Sunday, August 5, 2018

Book review: The Great Quake by Henry Fountain

The thirty-second book I read in 2018 was The Great Quake: How the Biggest Earthquake in North America Changed Our Understanding of the Planet by Henry Fountain.  Like The Great Influenza, this book tells a story that ought to be compelling but in the end ... isn't.

Fountain does try.  The book opens with geologists flying in to Anchorage two days after the disaster to examine the damage and learn what they can from the Good Friday 1964 quake.  From there, Fountain jumps back in time to describe the towns and residents that were to be irrevocably changed in the quake.  He alternates these chapters with background about his main character, a geologist named George Plafker who was his main source of information.  It's not until about halfway through the book that the quake hits; the remainder of the pages deals with the casualties and survivors and the lessons scientists drew from the quake.

Unfortunately, few of the stories of those who lived or died are detailed enough to draw the reader into their tragedies.  In large part, undoubtedly, this is due to the sheer passage of time between the event and the writing of the book; not enough of the bereaved could be contacted to tell their own or their lost loved ones' stories.  Also, due to the sheer destruction, many of those who lived through the quake left the immediate area afterward and started over elsewhere, making them harder to track down.  In addition, there is a language and cultural barrier with the Native Americans whose villages were some of the hardest hit which might have dissuaded them from sharing their experiences.

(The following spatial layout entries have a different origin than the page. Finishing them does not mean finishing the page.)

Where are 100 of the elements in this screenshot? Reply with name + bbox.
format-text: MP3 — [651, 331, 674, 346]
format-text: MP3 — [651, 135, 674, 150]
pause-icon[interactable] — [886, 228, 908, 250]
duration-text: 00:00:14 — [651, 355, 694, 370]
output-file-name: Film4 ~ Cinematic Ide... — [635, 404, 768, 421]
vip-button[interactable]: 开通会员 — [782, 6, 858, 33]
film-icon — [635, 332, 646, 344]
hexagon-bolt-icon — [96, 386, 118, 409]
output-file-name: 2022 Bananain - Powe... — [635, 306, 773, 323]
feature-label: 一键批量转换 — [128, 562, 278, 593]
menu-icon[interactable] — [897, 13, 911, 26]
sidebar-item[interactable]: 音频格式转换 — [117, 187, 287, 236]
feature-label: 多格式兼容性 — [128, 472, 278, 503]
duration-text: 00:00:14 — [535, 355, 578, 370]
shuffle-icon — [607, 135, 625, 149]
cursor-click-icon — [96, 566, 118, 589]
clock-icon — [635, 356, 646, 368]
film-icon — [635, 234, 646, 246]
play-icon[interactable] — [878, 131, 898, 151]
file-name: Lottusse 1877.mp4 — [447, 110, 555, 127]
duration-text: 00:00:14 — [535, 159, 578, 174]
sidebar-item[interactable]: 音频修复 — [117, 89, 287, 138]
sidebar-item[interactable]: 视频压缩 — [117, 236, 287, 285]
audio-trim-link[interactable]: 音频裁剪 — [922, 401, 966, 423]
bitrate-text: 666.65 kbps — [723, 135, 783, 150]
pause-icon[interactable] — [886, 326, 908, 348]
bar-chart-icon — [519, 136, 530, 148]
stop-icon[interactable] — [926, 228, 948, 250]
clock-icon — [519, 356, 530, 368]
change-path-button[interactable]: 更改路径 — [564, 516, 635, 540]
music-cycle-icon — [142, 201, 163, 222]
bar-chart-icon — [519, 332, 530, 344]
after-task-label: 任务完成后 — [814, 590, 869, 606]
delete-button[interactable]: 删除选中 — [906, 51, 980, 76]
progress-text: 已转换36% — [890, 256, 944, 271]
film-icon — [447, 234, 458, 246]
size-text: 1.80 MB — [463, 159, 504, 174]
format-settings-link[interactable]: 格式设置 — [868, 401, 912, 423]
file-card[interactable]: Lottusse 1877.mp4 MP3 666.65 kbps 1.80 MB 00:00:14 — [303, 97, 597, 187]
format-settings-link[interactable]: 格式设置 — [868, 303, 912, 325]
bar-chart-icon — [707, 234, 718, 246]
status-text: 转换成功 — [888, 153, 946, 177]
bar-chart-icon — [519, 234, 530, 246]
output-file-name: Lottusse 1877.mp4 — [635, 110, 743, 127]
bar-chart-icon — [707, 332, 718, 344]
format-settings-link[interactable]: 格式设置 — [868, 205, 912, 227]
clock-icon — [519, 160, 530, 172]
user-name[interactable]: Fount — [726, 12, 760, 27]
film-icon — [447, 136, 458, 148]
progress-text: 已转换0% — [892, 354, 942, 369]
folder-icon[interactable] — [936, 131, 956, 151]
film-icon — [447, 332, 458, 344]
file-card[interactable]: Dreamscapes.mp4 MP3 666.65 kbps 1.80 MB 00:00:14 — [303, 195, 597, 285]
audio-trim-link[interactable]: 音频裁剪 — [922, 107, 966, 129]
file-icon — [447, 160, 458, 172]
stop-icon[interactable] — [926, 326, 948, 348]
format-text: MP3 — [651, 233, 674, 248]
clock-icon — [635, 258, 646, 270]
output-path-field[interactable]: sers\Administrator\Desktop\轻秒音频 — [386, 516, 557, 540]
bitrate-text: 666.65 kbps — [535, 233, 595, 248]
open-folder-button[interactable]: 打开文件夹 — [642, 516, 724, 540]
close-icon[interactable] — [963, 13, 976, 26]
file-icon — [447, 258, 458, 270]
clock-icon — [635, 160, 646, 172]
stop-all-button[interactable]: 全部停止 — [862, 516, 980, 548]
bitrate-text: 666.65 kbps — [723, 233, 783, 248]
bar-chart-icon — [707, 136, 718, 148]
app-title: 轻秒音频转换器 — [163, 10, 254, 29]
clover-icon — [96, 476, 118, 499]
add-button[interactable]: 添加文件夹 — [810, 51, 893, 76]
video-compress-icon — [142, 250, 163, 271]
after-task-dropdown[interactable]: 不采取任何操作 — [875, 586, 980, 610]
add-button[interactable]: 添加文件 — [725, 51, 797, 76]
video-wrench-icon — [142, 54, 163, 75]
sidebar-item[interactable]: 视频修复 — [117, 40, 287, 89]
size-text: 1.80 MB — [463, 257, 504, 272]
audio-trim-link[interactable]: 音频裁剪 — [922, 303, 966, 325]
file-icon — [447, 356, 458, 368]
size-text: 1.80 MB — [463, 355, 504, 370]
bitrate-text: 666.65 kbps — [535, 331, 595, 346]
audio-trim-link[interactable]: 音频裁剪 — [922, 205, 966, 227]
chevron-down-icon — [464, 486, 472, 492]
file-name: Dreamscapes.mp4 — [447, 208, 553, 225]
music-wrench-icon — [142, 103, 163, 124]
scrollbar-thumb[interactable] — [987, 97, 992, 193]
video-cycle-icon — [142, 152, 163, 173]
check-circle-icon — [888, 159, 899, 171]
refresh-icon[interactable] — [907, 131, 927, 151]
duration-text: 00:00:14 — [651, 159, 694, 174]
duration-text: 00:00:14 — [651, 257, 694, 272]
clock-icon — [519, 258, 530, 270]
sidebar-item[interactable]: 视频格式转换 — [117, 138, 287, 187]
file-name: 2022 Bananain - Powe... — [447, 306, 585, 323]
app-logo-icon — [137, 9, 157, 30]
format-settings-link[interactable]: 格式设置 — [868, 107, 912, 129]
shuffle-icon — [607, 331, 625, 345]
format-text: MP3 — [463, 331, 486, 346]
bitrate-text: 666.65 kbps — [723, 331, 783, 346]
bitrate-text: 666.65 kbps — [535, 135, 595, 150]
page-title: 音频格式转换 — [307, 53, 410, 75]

Whatever the reason, the dead are hard to empathize with.  Due to the small number of families of one of the villages destroyed by the quake, many of them had similar or identical names, which makes it hard to keep track of who survives and who is lost.  Also, Fountain is limited by who he has been able to interview all these years later.  One of the most haunted deaths is that of a woman in Anchorage whose car is crushed by a stone facade which fell off of a department store; Fountain relates the story of a woman who witnessed this death, but the identity of the woman who died, what she was doing before the quake, and who mourned her after her passing remain untold. 

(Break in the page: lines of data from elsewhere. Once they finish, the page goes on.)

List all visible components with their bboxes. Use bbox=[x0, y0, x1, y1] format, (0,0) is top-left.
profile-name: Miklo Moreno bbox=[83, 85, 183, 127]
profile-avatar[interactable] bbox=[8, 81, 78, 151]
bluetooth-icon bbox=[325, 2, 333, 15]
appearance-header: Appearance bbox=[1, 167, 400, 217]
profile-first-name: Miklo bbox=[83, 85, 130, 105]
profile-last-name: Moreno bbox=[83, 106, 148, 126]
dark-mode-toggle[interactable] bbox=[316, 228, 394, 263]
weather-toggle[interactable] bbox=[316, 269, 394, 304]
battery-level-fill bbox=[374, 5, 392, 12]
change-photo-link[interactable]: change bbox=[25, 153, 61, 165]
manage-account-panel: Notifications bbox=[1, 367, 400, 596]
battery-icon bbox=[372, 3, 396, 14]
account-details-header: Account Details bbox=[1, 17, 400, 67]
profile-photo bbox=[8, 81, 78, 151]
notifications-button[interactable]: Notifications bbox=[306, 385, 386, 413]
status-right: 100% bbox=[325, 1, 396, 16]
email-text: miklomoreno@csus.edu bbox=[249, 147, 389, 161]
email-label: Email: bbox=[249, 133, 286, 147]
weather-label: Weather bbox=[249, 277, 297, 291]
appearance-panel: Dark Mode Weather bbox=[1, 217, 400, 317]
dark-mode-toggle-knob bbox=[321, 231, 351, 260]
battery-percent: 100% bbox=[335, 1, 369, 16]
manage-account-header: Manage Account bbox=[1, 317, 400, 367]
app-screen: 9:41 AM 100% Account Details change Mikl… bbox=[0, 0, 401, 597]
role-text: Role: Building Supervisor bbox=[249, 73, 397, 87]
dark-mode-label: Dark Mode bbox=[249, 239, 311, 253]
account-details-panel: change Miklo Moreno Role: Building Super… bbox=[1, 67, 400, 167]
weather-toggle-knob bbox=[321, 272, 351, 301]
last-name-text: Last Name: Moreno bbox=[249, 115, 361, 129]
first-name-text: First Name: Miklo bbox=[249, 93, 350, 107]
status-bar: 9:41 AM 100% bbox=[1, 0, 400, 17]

As indicated by the long subtitle, a major focus of this book is on the confirmation of the theory of plate tectonics which resulted from the study of the Good Friday quake.  It's interesting that plate tectonics was vehemently rejected by reputable scientists after Alfred Wegener proposed it, in large part merely because he was a meteorologist and geologists bristled at the concept of anyone but themselves coming up with such a breakthrough.  Like the initial vitriol directed at Hoyle's Big Bang theory, it puts the lie to the fiction that science, at least as personified by scientists, is objective and disinterested.